Сели, зарулили, остановились. Гляжу в иллюминатор – тоже буднично: здание аэропорта, техники в комбинезонах, машины, и ни одного репортера! Никто не встречает Веньямина, будущего героя-освободителя, доброго доктора Айболита, прилетевшего лечить соседнюю страну от коммунистической заразы.
Что, впрочем, и хорошо – вид у меня наверняка усталый, веки набухли от недосыпа, от долгого полета на десятикилометровой высоте. Герой и должен выглядеть усталым, нездешним. Но все же не такой усталостью: не мятые рубашка и брюки, а укоренившийся загар, ссадины на лице, рука на перевязи, бинты, сочащиеся раны. Как в советской песенке про Щорса, чтоб «след кровавый» стелился по сырой траве…

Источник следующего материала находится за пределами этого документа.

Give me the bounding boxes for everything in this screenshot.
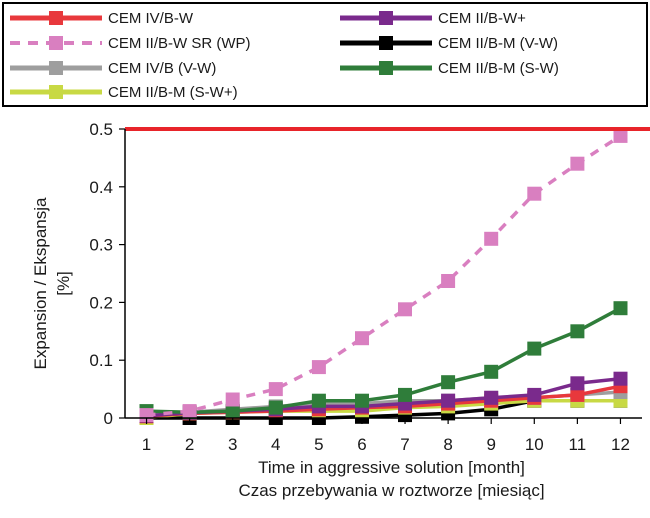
legend-marker-cem-ii-b-m-s-w [49, 85, 63, 99]
legend-label-cem-ii-b-m-s-w: CEM II/B-M (S-W+) [108, 84, 238, 101]
x-tick-label: 11 [569, 435, 587, 454]
y-tick-label: 0.2 [89, 293, 113, 312]
x-tick-label: 8 [443, 435, 452, 454]
data-point-cem-ii-b-m-s-w [355, 393, 369, 408]
data-point-cem-ii-b-w-sr-wp [225, 392, 240, 407]
legend-label-cem-iv-b-v-w: CEM IV/B (V-W) [108, 60, 216, 77]
data-point-cem-ii-b-m-s-w [613, 301, 628, 316]
x-tick-label: 6 [357, 435, 366, 454]
series-line-cem-ii-b-m-s-w [146, 306, 622, 414]
data-point-cem-ii-b-w-sr-wp [441, 274, 456, 288]
legend-label-cem-ii-b-m-v-w: CEM II/B-M (V-W) [438, 35, 558, 52]
legend-marker-cem-iv-b-w [49, 11, 63, 25]
x-tick-label: 5 [314, 435, 323, 454]
data-point-cem-ii-b-w [613, 371, 628, 386]
x-axis-title-secondary: Czas przebywania w roztworze [miesiąc] [238, 481, 544, 500]
y-tick-label: 0.1 [89, 351, 113, 370]
x-tick-label: 3 [228, 435, 237, 454]
legend-marker-cem-ii-b-w-sr-wp [49, 36, 63, 50]
data-point-cem-ii-b-m-s-w [570, 324, 585, 339]
data-point-cem-ii-b-w-sr-wp [355, 331, 369, 346]
y-tick-label: 0.4 [89, 178, 113, 197]
x-axis-title: Time in aggressive solution [month] [258, 458, 525, 477]
legend-marker-cem-iv-b-v-w [49, 61, 63, 75]
data-point-cem-ii-b-m-s-w [268, 400, 283, 415]
data-point-cem-ii-b-w-sr-wp [398, 302, 412, 317]
data-point-cem-ii-b-w [527, 387, 542, 402]
legend-frame [2, 2, 648, 107]
data-point-cem-ii-b-m-s-w [441, 375, 456, 390]
legend-label-cem-iv-b-w: CEM IV/B-W [108, 10, 194, 27]
x-tick-label: 12 [611, 435, 630, 454]
data-point-cem-ii-b-m-s-w [311, 393, 326, 408]
legend: CEM IV/B-W CEM II/B-W+ CEM II/B-W SR (WP) C… [2, 2, 648, 107]
legend-marker-cem-ii-b-w [379, 11, 393, 25]
plot-area [125, 127, 650, 425]
x-tick-label: 1 [142, 435, 151, 454]
legend-label-cem-ii-b-m-s-w: CEM II/B-M (S-W) [438, 60, 559, 77]
data-point-cem-ii-b-w-sr-wp [527, 186, 542, 201]
x-tick-label: 4 [271, 435, 280, 454]
data-point-cem-ii-b-m-s-w [484, 364, 499, 379]
data-point-cem-ii-b-m-s-w [527, 341, 542, 356]
data-point-cem-ii-b-w-sr-wp [268, 382, 283, 397]
data-point-cem-iv-b-w [570, 387, 585, 402]
x-tick-label: 7 [400, 435, 409, 454]
series-line-cem-ii-b-w-sr-wp [146, 134, 622, 417]
data-point-cem-ii-b-w [484, 390, 499, 405]
y-tick-label: 0.5 [89, 120, 113, 139]
data-point-cem-ii-b-w-sr-wp [570, 156, 585, 171]
y-tick-label: 0.3 [89, 236, 113, 255]
data-point-cem-ii-b-m-s-w [225, 404, 240, 419]
y-tick-label: 0 [104, 409, 113, 428]
data-point-cem-ii-b-w-sr-wp [613, 128, 628, 143]
y-axis-title-secondary: [%] [54, 271, 73, 296]
legend-marker-cem-ii-b-m-s-w [379, 61, 393, 75]
data-point-cem-ii-b-w [570, 376, 585, 391]
data-point-cem-ii-b-w-sr-wp [311, 360, 326, 375]
x-tick-label: 9 [486, 435, 495, 454]
data-point-cem-ii-b-w-sr-wp [182, 404, 197, 419]
y-axis-title: Expansion / Ekspansja [31, 197, 50, 370]
legend-label-cem-ii-b-w: CEM II/B-W+ [438, 10, 526, 27]
legend-marker-cem-ii-b-m-v-w [379, 36, 393, 50]
data-point-cem-ii-b-w-sr-wp [484, 231, 499, 246]
x-tick-label: 10 [525, 435, 544, 454]
data-point-cem-ii-b-w [441, 393, 456, 408]
data-point-cem-ii-b-m-s-w [398, 387, 412, 402]
x-tick-label: 2 [185, 435, 194, 454]
legend-label-cem-ii-b-w-sr-wp: CEM II/B-W SR (WP) [108, 35, 251, 52]
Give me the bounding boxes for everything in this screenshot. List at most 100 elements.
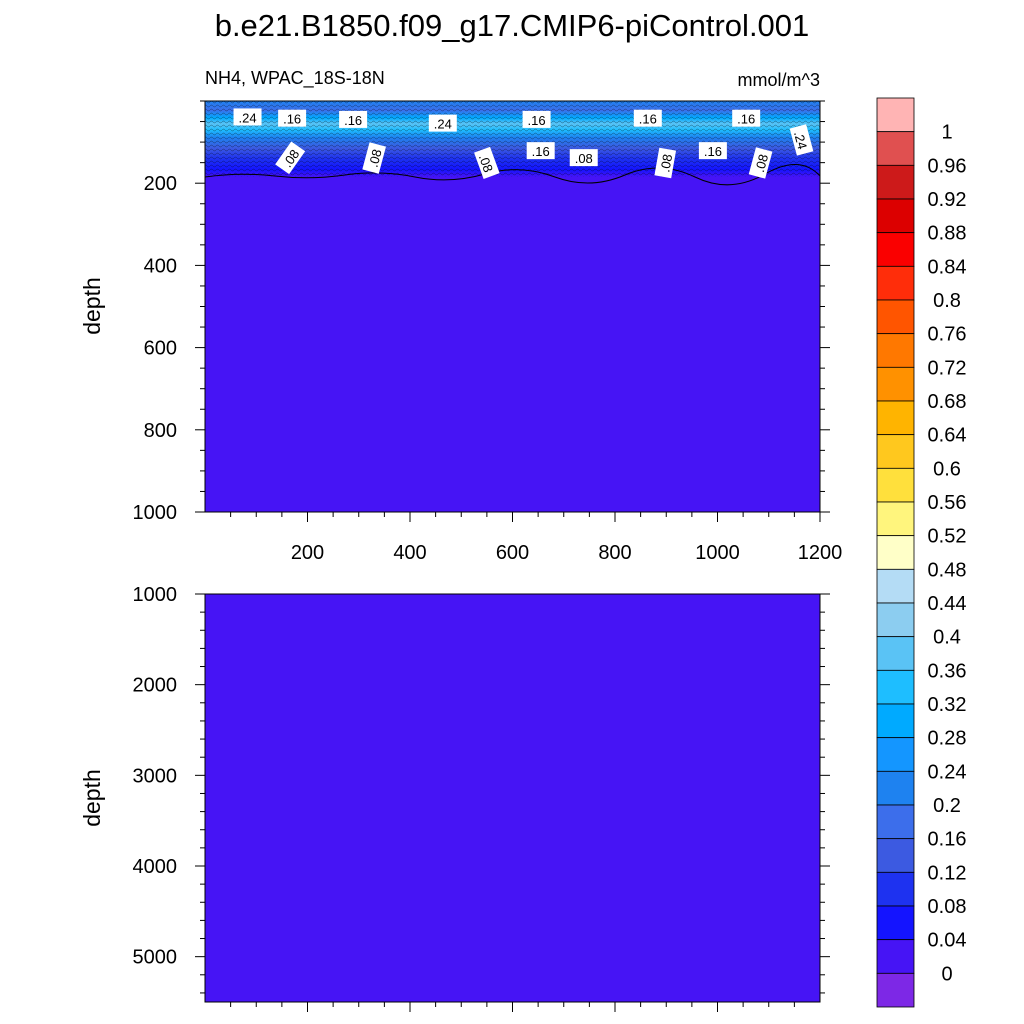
contour-label: .08 — [748, 147, 773, 179]
upper-y-axis-label: depth — [79, 277, 105, 335]
contour-label-text: .08 — [366, 148, 385, 169]
colorbar-swatch — [876, 669, 915, 705]
colorbar-label: 0.36 — [928, 660, 967, 682]
contour-label-text: .16 — [532, 144, 550, 159]
subtitle-units: mmol/m^3 — [738, 70, 820, 90]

Плюс– и это номер один в моей «командировке» – я почти забыл свою Полину, свою белую женщину. Само воспоминание о ней здесь, в роскоши синего неба и буйной зелени – дико. Теперь я понимаю, что такое мы для них там – в Америке и Европе. Мы для них – «белая немочь», и это правда. Скорее бы слиться с африканским буйством, загореть до полной неузнаваемости, до полного экстаза. Так загореть, чтобы все, включая яйца, стало жаркого цвета, чтобы темный от пороха и пота приклад «калаша» был прямым продолжением темных запястий. А белая женщина – что белая женщина? Отсюда она видится белым червем, случайно вползшим в кроваво-красные африканские сновидения.